Jorge Arreaza, durante a entrevista. ANDREA HERNÁNDEZ

Por Javier Lafuente do El País Brasil*

O ministro das Relações Exteriores da Venezuela, Jorge Arreaza (Caracas, 1973), transmite uma sensação de tranquilidade que contrasta com a intensidade que o país viveu nas últimas semanas. Arreaza recebe o EL PAÍS na última hora da tarde de sexta-feira em uma sala de reuniões do Ministério, onde há um busto de Hugo Chávez, presente do presidente russo, Vladimir Putin. Acaba de voltar da praça de Bolívar, no centro de Caracas, onde o chavismo deu início a uma coleta de assinaturas contra a ingerência que denuncia do Governo de Donald Trump. “Nos julgam, nos condenam, nos sentenciam sem sequer nos ter ouvido”, afirma o chefe da diplomacia do Governo de Nicolás Maduro, que antes de ir à praça se reuniu com alguns representantes dos Estados Unidos que permanecem na Venezuela. E garante que se sentarão para conversar com quem for preciso: “De fato, houve contatos sobre os quais não se sabe”, afirma.

Pergunta. Que tipo de contatos?

Resposta. No nível mais alto possível, depois de muitas tentativas. Parece mentira que se tenha chegado a essa conjuntura.
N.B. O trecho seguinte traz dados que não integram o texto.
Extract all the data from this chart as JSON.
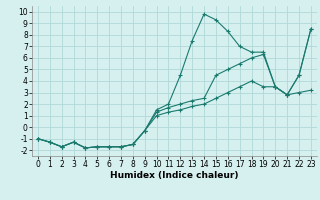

E estabeleceremos mais e estaremos sempre presentes para que sejam frutíferos e haja respeito entre as partes.

P. O que é preciso acontecer para que ocorra uma aproximação com o grupo de contato?

R. O presidente Maduro foi muito flexível com a União Europeia. Estive há pouco menos de um ano em conversações com Federica Mogherini [líder da diplomacia europeia] e disse ao presidente que estava convencido de que a UE tinha concordado com a posição dos EUA e fazia parte do plano para gerar uma crise na Venezuela. A senhora Mogherini nos repetiu o mesmo plano que está registrado na proposta do grupo de contato. É como uma espécie de palavra irredutível, que obedece uma única versão dos fatos. Tivemos reuniões com os representantes das Embaixadas, solicitei ao alto comissariado uma reunião há uma semana, no momento patético do ultimato, mas não obtivemos resposta. As tentativas, no momento, foram pouco frutíferas, mas mantivemos relações com um grupo de embaixadores e com uma instituição que não nos reconhece, porque temos certeza de que a Europa deve se dissociar da posição dos Estados Unidos e ajudar a buscar uma solução pacífica.